Minglei Huang of Novi MI (US)

Wei Zhan of Berkeley CA (US)

Masayoshi Tomizuka of Berkeley CA (US)

Chen Tang of Berkeley CA (US)

Jinning Li of Berkeley CA (US)

Hierarchical Planning Through Goal-Conditioned Offline Reinforcement Learning - A simplified explanation of the abstract

This abstract first appeared for US patent application 18439222 titled 'Hierarchical Planning Through Goal-Conditioned Offline Reinforcement Learning

Simplified Explanation:

The patent application describes a method and system for controlling a device by training a low-level policy and value function, training a high-level goal planner, obtaining device observations, and generating executable actions to operate the device.

  • Training a low-level policy and value function using goal-conditioned episodes
  • Training a high-level goal planner with high-level goals and sub-goals
  • Maximizing cumulative reward over sub-goals for future time steps
  • Generating executable actions based on observations and goals
  • Operating the device with the generated actions

Key Features and Innovation:

  • Utilizes goal-conditioned episodes for training
  • Integrates low-level policy and value function with high-level goal planner
  • Maximizes cumulative reward over future time steps for goal achievement
  • Enables efficient device control based on observations and goals

Potential Applications:

  • Robotics control systems
  • Autonomous vehicles
  • Industrial automation
  • Smart home devices

Problems Solved:

  • Efficient device control based on high-level goals
  • Seamless integration of low-level and high-level control strategies
  • Optimization of actions for goal achievement

Benefits:

  • Enhanced device performance
  • Improved goal achievement
  • Streamlined control processes

Commercial Applications:

The technology can be applied in various industries such as robotics, autonomous vehicles, industrial automation, and smart home devices to optimize control processes and enhance performance.

Questions about the technology: 1. How does the training process for the low-level policy and value function work? 2. What are the specific benefits of using goal-conditioned episodes for training?

Frequently Updated Research:

Stay updated on advancements in reinforcement learning algorithms and control systems to enhance the efficiency and effectiveness of the technology.

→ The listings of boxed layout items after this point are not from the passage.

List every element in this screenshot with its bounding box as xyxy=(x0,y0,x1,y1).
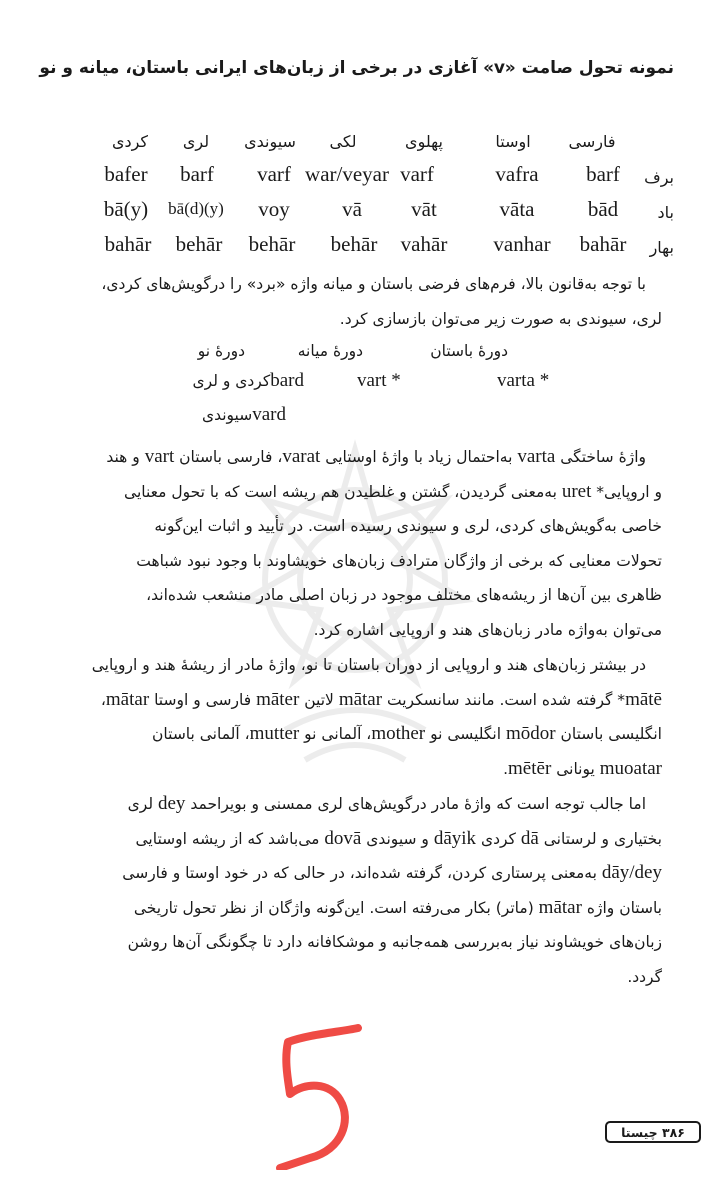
table-row: بهار bahār vanhar vahār behār behār behā… xyxy=(0,232,720,264)
table-cell: bafer xyxy=(104,162,147,187)
latin-term: mātar xyxy=(539,897,582,918)
text-line: بختیاری و لرستانی dā کردی dāyik و سیوندی… xyxy=(42,822,662,857)
header-kurdi: کردی xyxy=(112,132,148,151)
table-cell: varf xyxy=(257,162,291,187)
recon-new-sivandi: vardسیوندی xyxy=(202,404,286,426)
document-page: نمونه تحول صامت «v» آغازی در برخی از زبا… xyxy=(0,0,720,1181)
recon-header-ancient: دورهٔ باستان xyxy=(430,342,508,360)
table-cell: vahār xyxy=(401,232,448,257)
table-cell: varf xyxy=(400,162,434,187)
table-cell: behār xyxy=(249,232,296,257)
table-row: برف barf vafra varf war/veyar varf barf … xyxy=(0,162,720,194)
latin-term: vart xyxy=(145,446,175,467)
latin-term: uret xyxy=(562,481,592,502)
text-line: و اروپایی* uret به‌معنی گردیدن، گشتن و غ… xyxy=(42,475,662,510)
text-line: انگلیسی باستان mōdor انگلیسی نو mother، … xyxy=(42,717,662,752)
latin-term: dā xyxy=(521,828,539,849)
latin-term: mātē xyxy=(625,689,662,710)
latin-term: varta xyxy=(517,446,555,467)
text-line: muoatar یونانی mētēr. xyxy=(42,752,662,787)
table-cell: behār xyxy=(331,232,378,257)
table-cell: vafra xyxy=(495,162,538,187)
table-cell: barf xyxy=(180,162,214,187)
text-line: می‌توان به‌واژه مادر زبان‌های هند و اروپ… xyxy=(42,613,662,648)
table-cell: bahār xyxy=(105,232,152,257)
table-cell: vanhar xyxy=(493,232,550,257)
latin-term: dovā xyxy=(324,828,361,849)
page-number-label: ۳۸۶ چیستا xyxy=(621,1125,685,1140)
table-cell: bā(y) xyxy=(104,197,148,222)
table-row: باد bād vāta vāt vā voy bā(d)(y) bā(y) xyxy=(0,197,720,229)
handwritten-five-mark xyxy=(270,1020,390,1170)
intro-paragraph: با توجه به‌قانون بالا، فرم‌های فرضی باست… xyxy=(42,267,662,336)
text-line: mātē* گرفته شده است. مانند سانسکریت māta… xyxy=(42,683,662,718)
recon-ancient-form: * varta xyxy=(497,370,549,391)
table-cell: bā(d)(y) xyxy=(168,199,224,219)
intro-line-1: با توجه به‌قانون بالا، فرم‌های فرضی باست… xyxy=(101,275,646,293)
table-cell: bahār xyxy=(580,232,627,257)
recon-new-kurdi-lori: bardکردی و لری xyxy=(193,370,304,392)
row-label: برف xyxy=(644,168,674,187)
text-line: باستان واژه mātar (ماتر) بکار می‌رفته اس… xyxy=(42,891,662,926)
table-cell: vāta xyxy=(500,197,535,222)
header-sivandi: سیوندی xyxy=(244,132,296,151)
text-line: اما جالب توجه است که واژهٔ مادر درگویش‌ه… xyxy=(42,787,662,822)
latin-term: mātar xyxy=(339,689,382,710)
text-line: در بیشتر زبان‌های هند و اروپایی از دوران… xyxy=(42,648,662,683)
latin-term: dey xyxy=(158,793,185,814)
page-title: نمونه تحول صامت «v» آغازی در برخی از زبا… xyxy=(34,58,674,78)
table-cell: bād xyxy=(588,197,618,222)
text-line: dāy/dey به‌معنی پرستاری کردن، گرفته شده‌… xyxy=(42,856,662,891)
text-line: زبان‌های خویشاوند نیاز به‌بررسی همه‌جانب… xyxy=(42,925,662,960)
body-paragraph-3: اما جالب توجه است که واژهٔ مادر درگویش‌ه… xyxy=(42,787,662,994)
latin-term: muoatar xyxy=(600,758,662,779)
table-cell: voy xyxy=(258,197,290,222)
text-line: واژهٔ ساختگی varta به‌احتمال زیاد با واژ… xyxy=(42,440,662,475)
latin-term: varat xyxy=(282,446,320,467)
latin-term: dāyik xyxy=(434,828,476,849)
row-label: باد xyxy=(658,203,674,222)
body-paragraph-2: در بیشتر زبان‌های هند و اروپایی از دوران… xyxy=(42,648,662,786)
header-avesta: اوستا xyxy=(495,132,530,151)
recon-header-middle: دورهٔ میانه xyxy=(298,342,363,360)
body-paragraph-1: واژهٔ ساختگی varta به‌احتمال زیاد با واژ… xyxy=(42,440,662,647)
text-line: ظاهری بین آن‌ها از ریشه‌های مختلف موجود … xyxy=(42,578,662,613)
latin-term: mōdor xyxy=(506,723,556,744)
table-cell: behār xyxy=(176,232,223,257)
intro-line-2: لری، سیوندی به صورت زیر می‌توان بازسازی … xyxy=(340,310,662,328)
table-header-row: فارسی اوستا پهلوی لکی سیوندی لری کردی xyxy=(0,130,720,162)
table-cell: war/veyar xyxy=(305,162,389,187)
text-line: خاصی به‌گویش‌های کردی، لری و سیوندی رسید… xyxy=(42,509,662,544)
latin-term: mother xyxy=(371,723,425,744)
latin-term: mutter xyxy=(250,723,300,744)
header-pahlavi: پهلوی xyxy=(405,132,443,151)
latin-term: mētēr xyxy=(508,758,551,779)
header-laki: لکی xyxy=(329,132,356,151)
row-label: بهار xyxy=(650,238,674,257)
latin-term: dāy/dey xyxy=(602,862,662,883)
latin-term: mātar xyxy=(106,689,149,710)
recon-header-new: دورهٔ نو xyxy=(198,342,245,360)
page-number-badge: ۳۸۶ چیستا xyxy=(605,1121,701,1143)
text-line: گردد. xyxy=(42,960,662,995)
latin-term: māter xyxy=(256,689,299,710)
recon-middle-form: * vart xyxy=(357,370,401,391)
table-cell: barf xyxy=(586,162,620,187)
header-lori: لری xyxy=(183,132,209,151)
table-cell: vā xyxy=(342,197,362,222)
table-cell: vāt xyxy=(411,197,437,222)
text-line: تحولات معنایی که برخی از واژگان مترادف ز… xyxy=(42,544,662,579)
header-farsi: فارسی xyxy=(569,132,616,151)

Original Abstract Submitted

A method and system for controlling a device includes training a low-level policy to form a trained low-level policy and a low-level value function to form a trained goal conditioned value function, wherein training is performed using a static data set using goal conditioned episodes, training a high-level goal planner having high level goals having high-level sub-goals corresponding to a plurality of future time steps using the low-level value function to maximize a cumulative reward over the sub-goals for the plurality of future time steps so that the sub-goals are reachable by the low-level policy, obtaining an observation of a device, and generating an executable action using the low-level policy and the high-level goal planner and operating the device with the executable action.